In the wake of the police killing of George Floyd, which itself was only the latest in a long line of outrages and which has already been succeeded by new senseless killings, the organizing committee of Contract Faculty United, the union for full-time continuing contract faculty at NYU, joins in affirming the simple refrain sounding across the nation and around the world: Black Lives Matter.

But statements of support are not enough. As part of the NYU community we echo the Incarceration to Education Coalition (NYU) and GSOC-UAW Local 2110 in calling for solidarity and action. NYU should immediately begin a concerted effort to transparently reimagine the current system of campus public safety and policing, to ensure the safety of all in an environment which allows all members of our community to flourish. We applaud the efforts of the many organizations already working towards a campus and city free of structural violence, including NYU Black Student Union, NYU Incarceration to Education Coalition, as well as No New Jails, #SwipeItForward, Survived and Punished, Revolutionary Abolitionist Movement, and FreeThemAll.

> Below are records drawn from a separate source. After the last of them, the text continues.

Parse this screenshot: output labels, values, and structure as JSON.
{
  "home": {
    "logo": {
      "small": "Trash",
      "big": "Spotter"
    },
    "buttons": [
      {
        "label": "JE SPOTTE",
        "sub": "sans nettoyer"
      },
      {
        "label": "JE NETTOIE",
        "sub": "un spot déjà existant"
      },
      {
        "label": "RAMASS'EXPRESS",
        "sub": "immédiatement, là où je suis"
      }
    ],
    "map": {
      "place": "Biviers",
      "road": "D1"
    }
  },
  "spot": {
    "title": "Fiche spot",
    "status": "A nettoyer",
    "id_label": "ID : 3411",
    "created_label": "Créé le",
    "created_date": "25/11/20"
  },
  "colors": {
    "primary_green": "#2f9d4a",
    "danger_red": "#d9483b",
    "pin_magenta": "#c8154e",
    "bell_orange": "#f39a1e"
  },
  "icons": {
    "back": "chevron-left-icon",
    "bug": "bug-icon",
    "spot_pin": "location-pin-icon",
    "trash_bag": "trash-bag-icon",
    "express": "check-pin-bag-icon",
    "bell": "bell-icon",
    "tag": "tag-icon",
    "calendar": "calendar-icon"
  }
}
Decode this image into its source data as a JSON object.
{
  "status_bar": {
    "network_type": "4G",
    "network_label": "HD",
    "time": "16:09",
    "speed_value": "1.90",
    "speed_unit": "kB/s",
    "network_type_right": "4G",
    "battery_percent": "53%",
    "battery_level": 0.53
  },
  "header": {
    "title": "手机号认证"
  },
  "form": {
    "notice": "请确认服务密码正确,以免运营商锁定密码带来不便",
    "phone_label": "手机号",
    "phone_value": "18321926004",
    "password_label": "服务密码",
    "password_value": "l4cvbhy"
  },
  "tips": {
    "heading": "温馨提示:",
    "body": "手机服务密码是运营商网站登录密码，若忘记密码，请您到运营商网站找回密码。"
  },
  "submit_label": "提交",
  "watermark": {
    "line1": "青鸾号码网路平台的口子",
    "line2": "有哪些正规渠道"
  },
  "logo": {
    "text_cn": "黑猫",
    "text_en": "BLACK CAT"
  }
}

To do this work means recognizing that the current situation is an inevitable consequence of the structural anti-Blackness of institutions across the United States, including New York University. NYU must take meaningful steps to better honor its role in the larger NYC community and address its own institutional racism. We have been heartened to see emerging school initiatives to implement anti-racist pedagogy and transform workplace cultures, and we support the many faculty committees that will confront these issues in the months ahead. But we must do more, as an institution and as individuals, to ensure that the labor of building a more just university is fairly accommodated and compensated, and that it does not fall disproportionately on BIPOC faculty, many of whom are already overburdened with unpaid diversity and inclusion work.

We unequivocally affirm racial justice as a core principle of our organizing because we recognize that all organizations, including unions, can reproduce the structural inequities they seek to remedy. As a majority-white committee organizing a majority-white faculty, we must acknowledge our complicity in systems of oppression, center the concerns of BIPOC faculty, and work to secure necessary change—at the bargaining table, and within our classrooms and departments. 

We know that the power to achieve real change lies in our unified voice and collective efforts. Along with the hundreds of NYU contract faculty who have already signed on to the unionizing effort, we are fighting to ensure equal protections and opportunities for all, with real recourse and accountability in cases of workplace discrimination and retaliation. As our list of union supporters grows, we will continue to hold ourselves accountable, and we will amplify our call for NYU to live up to its best vision of itself. In this crucial moment, we must all consider how the resources and reputation of this university can be used not simply to develop the minds of students, but to build an American society equitable in all ways, from law enforcement, to education, healthcare, and economic opportunity.

We ask all NYU contract faculty to join us in this urgent and necessary work, and we ask the NYU community to move forward with us in solidarity.